Of all the types of materials available for seals, elastomers are probably the most difficult, according to Beitler.

“There are a lot of different elastomers for seals out there that are good at really high temperatures like this. But in this case they also have to perform over a range of temperatures. The seabed is close to freezing, and the flowing temperature is close to [177 C], but they have to seal under both of those conditions. The temperature range then becomes the issue.

“There are a few elastomers that will do that, and we have to ensure that the ones we select are going to be the ones that can a last a lifetime and have the integrity that we need. It presents a lot of issues and a lot of opportunities for basic research in these materials and how we assure their longevity and integrity.”

Beitler believes this project will have a widespread impact on the rest of the Paleogene (Lower Tertiary) in the GoM and around the world.

“The work we’re doing here is groundbreaking, and the things that we’re doing will not only set the pace but also the basic design guidelines for everything else done in this kind of environment and these formations,” he said. “I believe API will then take what has been developed and put it into their regulations and specifications. I think other oil companies will look very closely at this and ask the question of ‘Why design something different? Why not just use what’s been proven?’

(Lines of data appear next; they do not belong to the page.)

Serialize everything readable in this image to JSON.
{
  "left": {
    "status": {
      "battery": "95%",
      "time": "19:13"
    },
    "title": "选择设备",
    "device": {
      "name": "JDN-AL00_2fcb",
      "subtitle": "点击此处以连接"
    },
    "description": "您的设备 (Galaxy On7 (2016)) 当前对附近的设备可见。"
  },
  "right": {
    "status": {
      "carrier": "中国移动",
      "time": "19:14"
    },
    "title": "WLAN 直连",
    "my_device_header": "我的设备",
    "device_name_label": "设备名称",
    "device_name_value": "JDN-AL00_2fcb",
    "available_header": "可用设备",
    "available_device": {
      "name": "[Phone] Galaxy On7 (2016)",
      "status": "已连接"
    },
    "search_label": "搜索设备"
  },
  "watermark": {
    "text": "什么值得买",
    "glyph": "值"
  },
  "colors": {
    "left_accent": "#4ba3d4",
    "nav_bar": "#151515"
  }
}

“First of all, the regulators are going to be scrutinizing this very carefully, and if this is something already passed by the regulators, then that becomes a lot easier for the oil companies to use for their development. I think this is going to have a huge impact on the future of this whole Lower Tertiary area. We don’t take it lightly. This is a big responsibility that we all have—BP, FMC Technologies and Maersk Drilling—to get this project right.”

Bright future

The size and scope of BP’s Project 20K doesn’t end with BP, FMC Technologies and Maersk Drilling. There are future partnerships planned that will address the hundreds of new pieces of kit necessary to develop and produce the Paleogene. From umbilicals to valves, casing strings to production tubing, personnel training and more, enhancements to all will be needed. The capital investments necessary to support R&D efforts, testing facilities, manufacturing facilities and more will keep the industry very busy in the coming years. A decade or more of technology development for Project 20K will further foster the collaborative spirit that has revolutionized the GoM offshore industry since its start at Creole so many years ago.